Um konzentriert arbeiten zu können, müssen Sie auch die entsprechende Ruhe haben. Dies gilt sowohl für Ihre äußere Umgebung als auch nach innen.

Wenn Sie merken, dass Ihre Gedanken abdriften, obwohl Sie eigentlich fokussiert eine Aufgabe erledigen möchten, machen Sie sich dies bewusst. Setzen Sie ein inneres Stoppschild. Rufen Sie z.B. im Geiste laut „Stopp“, verbannen Sie alle Abschweifungen und widmen sich ganz Ihrer Aufgabe. Gleichzeitig sollten Sie Ablenkungen wie den WhatsApp-Chat oder die E-Mail-Benachrichtigung unterbinden: einfach mal abschalten!

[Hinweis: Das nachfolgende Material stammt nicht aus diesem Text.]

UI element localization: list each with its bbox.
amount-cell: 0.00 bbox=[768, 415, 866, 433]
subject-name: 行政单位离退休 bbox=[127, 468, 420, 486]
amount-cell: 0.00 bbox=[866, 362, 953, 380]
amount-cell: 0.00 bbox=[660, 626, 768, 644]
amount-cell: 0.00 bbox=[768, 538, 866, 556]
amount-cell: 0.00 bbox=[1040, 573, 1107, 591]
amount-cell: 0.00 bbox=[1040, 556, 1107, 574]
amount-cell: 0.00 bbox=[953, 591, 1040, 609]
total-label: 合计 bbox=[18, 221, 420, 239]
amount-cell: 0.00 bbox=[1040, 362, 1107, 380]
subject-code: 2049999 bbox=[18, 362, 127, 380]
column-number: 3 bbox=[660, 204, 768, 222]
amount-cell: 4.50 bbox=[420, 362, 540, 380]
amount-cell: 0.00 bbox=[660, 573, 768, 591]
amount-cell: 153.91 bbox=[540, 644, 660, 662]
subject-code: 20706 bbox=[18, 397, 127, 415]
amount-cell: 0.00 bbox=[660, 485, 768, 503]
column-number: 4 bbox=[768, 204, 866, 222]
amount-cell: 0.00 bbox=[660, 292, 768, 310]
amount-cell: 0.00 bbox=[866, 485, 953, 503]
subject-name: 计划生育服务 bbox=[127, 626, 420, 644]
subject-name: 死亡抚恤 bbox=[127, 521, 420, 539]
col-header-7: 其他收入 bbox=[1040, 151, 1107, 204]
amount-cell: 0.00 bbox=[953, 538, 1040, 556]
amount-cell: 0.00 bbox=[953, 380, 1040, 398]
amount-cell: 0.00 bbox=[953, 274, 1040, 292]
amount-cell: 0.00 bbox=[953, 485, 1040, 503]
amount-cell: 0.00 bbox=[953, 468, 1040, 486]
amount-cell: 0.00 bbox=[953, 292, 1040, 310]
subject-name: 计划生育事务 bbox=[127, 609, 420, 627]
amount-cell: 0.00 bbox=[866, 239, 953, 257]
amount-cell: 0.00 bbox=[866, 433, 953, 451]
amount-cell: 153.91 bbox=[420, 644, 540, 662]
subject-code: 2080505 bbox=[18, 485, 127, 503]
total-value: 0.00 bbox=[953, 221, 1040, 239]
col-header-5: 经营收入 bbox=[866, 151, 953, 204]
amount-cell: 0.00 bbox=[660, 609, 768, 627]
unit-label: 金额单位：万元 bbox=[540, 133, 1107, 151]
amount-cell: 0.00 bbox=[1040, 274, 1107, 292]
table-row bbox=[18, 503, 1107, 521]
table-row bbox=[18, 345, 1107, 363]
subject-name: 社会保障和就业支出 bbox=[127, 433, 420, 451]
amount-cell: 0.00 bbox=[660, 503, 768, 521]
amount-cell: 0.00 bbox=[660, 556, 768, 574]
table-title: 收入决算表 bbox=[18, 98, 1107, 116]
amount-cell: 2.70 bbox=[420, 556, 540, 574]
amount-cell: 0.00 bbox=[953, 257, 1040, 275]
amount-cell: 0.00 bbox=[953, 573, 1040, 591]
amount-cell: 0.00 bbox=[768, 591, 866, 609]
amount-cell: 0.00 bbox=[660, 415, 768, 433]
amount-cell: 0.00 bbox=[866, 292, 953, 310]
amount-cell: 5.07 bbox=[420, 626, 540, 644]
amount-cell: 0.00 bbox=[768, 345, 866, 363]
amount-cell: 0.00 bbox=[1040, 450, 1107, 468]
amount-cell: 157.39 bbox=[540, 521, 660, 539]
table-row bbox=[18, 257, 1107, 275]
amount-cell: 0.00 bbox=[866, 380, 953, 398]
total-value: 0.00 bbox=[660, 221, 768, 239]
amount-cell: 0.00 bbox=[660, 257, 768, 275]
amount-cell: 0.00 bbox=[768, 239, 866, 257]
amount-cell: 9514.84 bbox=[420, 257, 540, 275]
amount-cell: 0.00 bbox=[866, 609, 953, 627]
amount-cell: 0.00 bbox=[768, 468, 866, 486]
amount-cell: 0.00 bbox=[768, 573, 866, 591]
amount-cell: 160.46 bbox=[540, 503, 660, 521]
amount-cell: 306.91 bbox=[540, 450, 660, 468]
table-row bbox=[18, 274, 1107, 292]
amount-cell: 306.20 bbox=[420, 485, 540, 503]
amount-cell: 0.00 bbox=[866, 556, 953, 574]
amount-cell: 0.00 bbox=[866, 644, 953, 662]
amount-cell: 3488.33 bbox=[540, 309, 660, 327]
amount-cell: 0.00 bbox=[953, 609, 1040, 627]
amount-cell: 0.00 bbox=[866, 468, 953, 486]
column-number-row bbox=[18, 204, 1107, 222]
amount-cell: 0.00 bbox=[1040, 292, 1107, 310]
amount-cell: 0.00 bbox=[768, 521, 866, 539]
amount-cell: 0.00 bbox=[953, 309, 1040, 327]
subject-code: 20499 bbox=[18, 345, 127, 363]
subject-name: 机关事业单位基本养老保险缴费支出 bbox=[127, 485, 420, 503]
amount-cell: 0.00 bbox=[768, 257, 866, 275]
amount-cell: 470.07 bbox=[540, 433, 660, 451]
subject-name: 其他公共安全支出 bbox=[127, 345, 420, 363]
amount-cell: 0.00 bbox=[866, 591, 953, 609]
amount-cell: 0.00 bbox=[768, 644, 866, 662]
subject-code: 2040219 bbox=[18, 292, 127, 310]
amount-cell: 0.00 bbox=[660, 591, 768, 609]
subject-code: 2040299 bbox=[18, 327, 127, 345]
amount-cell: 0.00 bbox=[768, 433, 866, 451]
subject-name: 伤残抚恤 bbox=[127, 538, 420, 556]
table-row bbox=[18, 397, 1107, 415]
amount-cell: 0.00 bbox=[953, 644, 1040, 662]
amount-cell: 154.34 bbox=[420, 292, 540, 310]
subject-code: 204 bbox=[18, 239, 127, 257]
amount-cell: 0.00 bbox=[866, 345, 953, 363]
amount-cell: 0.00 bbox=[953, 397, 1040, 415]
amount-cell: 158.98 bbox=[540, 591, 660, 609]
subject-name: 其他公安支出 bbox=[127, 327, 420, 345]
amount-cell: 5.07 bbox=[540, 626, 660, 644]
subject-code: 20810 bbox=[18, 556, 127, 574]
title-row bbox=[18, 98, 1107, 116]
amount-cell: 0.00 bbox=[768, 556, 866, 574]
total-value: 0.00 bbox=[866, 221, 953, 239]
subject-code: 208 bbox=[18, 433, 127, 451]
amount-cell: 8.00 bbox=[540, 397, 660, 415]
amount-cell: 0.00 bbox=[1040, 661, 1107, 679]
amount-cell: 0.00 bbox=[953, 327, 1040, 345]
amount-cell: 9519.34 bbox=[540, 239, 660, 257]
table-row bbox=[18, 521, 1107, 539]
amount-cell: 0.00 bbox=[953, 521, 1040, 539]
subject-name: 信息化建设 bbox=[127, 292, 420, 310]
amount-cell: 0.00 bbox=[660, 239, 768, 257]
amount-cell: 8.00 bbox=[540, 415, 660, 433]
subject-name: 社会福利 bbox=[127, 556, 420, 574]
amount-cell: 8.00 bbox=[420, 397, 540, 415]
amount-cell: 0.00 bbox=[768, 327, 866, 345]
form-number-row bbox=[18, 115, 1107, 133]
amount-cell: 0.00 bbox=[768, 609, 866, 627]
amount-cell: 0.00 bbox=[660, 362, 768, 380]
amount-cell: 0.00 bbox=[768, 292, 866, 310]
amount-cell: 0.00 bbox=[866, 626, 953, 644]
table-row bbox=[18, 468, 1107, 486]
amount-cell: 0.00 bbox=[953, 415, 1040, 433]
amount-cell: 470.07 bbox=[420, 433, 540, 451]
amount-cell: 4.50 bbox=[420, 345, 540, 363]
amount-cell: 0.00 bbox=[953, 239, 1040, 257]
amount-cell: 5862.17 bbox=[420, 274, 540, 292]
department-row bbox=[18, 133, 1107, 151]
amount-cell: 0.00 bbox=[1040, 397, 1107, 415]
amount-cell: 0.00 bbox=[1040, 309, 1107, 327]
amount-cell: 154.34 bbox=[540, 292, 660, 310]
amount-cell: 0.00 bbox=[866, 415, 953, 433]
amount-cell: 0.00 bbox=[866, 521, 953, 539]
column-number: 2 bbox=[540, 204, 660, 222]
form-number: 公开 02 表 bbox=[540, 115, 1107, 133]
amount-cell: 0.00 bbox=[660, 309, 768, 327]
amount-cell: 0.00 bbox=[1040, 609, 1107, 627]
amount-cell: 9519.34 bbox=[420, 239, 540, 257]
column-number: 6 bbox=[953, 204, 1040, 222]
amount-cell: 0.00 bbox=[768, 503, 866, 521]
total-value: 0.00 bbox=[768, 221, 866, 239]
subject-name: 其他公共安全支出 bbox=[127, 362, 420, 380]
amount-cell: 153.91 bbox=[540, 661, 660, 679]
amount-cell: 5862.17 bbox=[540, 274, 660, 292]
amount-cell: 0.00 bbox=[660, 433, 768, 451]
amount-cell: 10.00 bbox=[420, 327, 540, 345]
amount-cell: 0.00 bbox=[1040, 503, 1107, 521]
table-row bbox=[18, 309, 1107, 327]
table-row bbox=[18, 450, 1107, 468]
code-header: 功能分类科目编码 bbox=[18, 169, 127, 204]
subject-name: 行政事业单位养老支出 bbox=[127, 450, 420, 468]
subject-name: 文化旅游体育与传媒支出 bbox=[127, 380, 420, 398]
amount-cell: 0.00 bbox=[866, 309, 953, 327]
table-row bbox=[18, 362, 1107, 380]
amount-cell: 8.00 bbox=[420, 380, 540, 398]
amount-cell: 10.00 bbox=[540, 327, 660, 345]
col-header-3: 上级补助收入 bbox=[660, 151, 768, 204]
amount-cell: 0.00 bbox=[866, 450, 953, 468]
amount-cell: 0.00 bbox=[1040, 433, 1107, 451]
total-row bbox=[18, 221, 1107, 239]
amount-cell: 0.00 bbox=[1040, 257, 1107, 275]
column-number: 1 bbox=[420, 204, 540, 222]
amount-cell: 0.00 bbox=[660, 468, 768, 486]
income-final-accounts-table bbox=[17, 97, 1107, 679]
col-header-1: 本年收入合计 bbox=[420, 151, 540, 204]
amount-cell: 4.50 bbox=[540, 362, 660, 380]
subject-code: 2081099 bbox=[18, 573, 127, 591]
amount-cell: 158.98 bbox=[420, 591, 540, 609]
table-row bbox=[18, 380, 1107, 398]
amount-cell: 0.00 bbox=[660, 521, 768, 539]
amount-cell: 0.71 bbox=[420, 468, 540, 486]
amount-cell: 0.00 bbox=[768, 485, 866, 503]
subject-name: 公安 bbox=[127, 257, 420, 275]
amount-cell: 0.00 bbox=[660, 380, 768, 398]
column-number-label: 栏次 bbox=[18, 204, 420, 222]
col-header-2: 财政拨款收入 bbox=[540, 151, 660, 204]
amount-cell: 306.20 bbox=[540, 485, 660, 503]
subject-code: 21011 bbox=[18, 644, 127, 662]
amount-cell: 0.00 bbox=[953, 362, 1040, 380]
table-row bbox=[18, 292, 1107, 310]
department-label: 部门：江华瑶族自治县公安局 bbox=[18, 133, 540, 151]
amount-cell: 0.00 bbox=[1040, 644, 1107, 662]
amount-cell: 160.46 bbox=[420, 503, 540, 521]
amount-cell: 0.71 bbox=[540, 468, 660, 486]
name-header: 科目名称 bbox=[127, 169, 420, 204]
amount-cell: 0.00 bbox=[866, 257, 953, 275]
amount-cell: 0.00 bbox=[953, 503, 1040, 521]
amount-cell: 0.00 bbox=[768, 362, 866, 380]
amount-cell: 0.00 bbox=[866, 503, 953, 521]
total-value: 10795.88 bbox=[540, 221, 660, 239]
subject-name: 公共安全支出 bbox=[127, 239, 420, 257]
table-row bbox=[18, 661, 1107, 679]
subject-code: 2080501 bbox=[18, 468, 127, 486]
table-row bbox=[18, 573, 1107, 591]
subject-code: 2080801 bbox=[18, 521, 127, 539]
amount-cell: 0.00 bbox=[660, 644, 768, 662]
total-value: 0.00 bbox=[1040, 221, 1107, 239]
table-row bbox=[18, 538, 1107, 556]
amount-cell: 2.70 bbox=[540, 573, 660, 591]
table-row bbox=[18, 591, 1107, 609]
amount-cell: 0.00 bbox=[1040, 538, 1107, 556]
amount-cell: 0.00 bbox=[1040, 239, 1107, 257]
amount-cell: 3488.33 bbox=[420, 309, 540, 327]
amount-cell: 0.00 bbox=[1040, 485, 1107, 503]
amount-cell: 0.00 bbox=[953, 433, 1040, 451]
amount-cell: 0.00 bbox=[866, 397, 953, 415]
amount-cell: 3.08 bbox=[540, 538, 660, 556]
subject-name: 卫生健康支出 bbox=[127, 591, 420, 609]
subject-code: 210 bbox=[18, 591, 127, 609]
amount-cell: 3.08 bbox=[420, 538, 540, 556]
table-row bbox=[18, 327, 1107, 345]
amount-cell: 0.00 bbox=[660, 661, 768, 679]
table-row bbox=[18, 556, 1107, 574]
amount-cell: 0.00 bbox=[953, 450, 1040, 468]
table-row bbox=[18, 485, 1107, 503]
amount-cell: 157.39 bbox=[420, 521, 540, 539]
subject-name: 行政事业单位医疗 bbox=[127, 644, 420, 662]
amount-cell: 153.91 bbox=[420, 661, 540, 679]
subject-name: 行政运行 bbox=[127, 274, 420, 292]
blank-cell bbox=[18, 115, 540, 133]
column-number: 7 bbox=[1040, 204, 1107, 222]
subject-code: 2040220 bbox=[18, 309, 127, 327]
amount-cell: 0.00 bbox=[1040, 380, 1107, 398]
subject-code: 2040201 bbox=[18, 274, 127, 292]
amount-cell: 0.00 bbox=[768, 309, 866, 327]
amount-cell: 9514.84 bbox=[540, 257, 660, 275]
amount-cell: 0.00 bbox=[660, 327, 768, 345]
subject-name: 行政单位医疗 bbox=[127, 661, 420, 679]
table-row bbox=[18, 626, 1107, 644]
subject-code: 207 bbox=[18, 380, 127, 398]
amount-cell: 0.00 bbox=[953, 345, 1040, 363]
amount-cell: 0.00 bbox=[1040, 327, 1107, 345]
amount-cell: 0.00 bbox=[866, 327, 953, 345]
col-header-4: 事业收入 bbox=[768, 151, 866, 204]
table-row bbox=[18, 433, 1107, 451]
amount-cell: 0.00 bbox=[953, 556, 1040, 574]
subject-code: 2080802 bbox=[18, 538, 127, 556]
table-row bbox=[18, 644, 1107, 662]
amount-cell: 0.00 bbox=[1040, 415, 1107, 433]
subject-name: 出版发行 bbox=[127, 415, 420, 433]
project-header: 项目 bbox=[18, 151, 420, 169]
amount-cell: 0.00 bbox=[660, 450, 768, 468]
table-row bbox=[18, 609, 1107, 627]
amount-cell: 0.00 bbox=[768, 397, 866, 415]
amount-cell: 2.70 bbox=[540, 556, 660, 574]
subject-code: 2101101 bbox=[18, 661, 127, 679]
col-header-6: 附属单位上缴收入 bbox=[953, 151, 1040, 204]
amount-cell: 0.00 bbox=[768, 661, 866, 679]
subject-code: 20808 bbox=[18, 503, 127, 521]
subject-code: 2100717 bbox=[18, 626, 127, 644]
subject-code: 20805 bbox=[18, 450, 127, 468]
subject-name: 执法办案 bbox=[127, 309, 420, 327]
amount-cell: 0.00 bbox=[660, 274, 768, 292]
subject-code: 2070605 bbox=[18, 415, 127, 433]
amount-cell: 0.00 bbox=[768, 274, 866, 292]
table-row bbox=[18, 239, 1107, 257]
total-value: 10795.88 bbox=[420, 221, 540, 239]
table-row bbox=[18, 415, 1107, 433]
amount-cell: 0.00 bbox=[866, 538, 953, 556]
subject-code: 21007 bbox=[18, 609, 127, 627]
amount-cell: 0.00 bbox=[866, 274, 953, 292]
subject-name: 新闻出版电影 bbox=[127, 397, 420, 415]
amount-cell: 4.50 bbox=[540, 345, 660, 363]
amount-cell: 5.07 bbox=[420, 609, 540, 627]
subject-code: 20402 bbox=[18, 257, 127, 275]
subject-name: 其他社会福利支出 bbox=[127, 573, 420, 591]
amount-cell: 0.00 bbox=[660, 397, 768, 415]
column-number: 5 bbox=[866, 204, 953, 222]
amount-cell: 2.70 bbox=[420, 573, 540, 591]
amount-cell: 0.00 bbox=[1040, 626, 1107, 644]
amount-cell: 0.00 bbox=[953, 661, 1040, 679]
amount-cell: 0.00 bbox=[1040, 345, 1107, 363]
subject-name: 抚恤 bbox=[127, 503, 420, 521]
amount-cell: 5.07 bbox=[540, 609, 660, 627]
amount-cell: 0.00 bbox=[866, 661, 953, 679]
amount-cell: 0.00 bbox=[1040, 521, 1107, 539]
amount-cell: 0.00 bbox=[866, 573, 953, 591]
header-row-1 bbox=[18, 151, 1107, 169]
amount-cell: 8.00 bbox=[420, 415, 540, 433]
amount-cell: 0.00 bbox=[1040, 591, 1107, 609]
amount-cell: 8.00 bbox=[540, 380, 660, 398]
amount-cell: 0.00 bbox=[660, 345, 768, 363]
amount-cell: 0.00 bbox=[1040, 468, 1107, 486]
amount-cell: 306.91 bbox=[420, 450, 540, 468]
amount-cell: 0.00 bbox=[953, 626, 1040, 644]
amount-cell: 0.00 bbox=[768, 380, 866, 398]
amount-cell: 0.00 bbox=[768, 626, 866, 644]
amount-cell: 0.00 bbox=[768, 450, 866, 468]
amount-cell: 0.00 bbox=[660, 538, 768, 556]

Natürlich gilt es, in Ihrer „produktiven Stunde“ auch Unterbrechungen durch Ihre Kollegen zu vermeiden. Hier kann z.B. ein sichtbares Stoppschild auf dem Schreibtisch als Zeichen dienen.

4. Optimaler Tagesablauf: Leistungskurven nutzen

Über den Tag verteilt gibt es Phasen, in denen wir besonders leistungsfähig sind und solche, in denen wir den Fokus nicht richtig halten können. Diese sind bei jedem Menschen unterschiedlich. Beobachten Sie sich selbst und berücksichtigen Sie dies bei Ihrer Tagesplanung.

Wenn Sie morgens gut fokussiert arbeiten können, erledigen Sie die wichtigen Aufgaben gleich zu Beginn des Tages. Den Nachmittag nutzen Sie dann entspannter für notwendige Routine-Tasks und bearbeiten z.B. Ihren E-Mail-Eingang oder kümmern sich um den administrativen Papierkram.

5. Konzentration und Fokus abwechseln

Wir sind nicht dafür geschaffen, dauerhaft 8-10 Stunden hochkonzentriert und abgeschottet zu arbeiten. In Ausnahmefällen, für ein paar Tage ist das vielleicht möglich. Allgemein gilt jedoch: Produktivität und Entspannung sind zwei wichtige Gegenpole. Achten sie daher auf ausreichende Pausen und kurze Entspannung zwischendurch. Schalten Sie nach einer Phase fokussierten Arbeitens bewusst einen Gang runter, gönnen Sie sich einen kleinen Spaziergang oder eine Kaffeepause mit den Kollegen.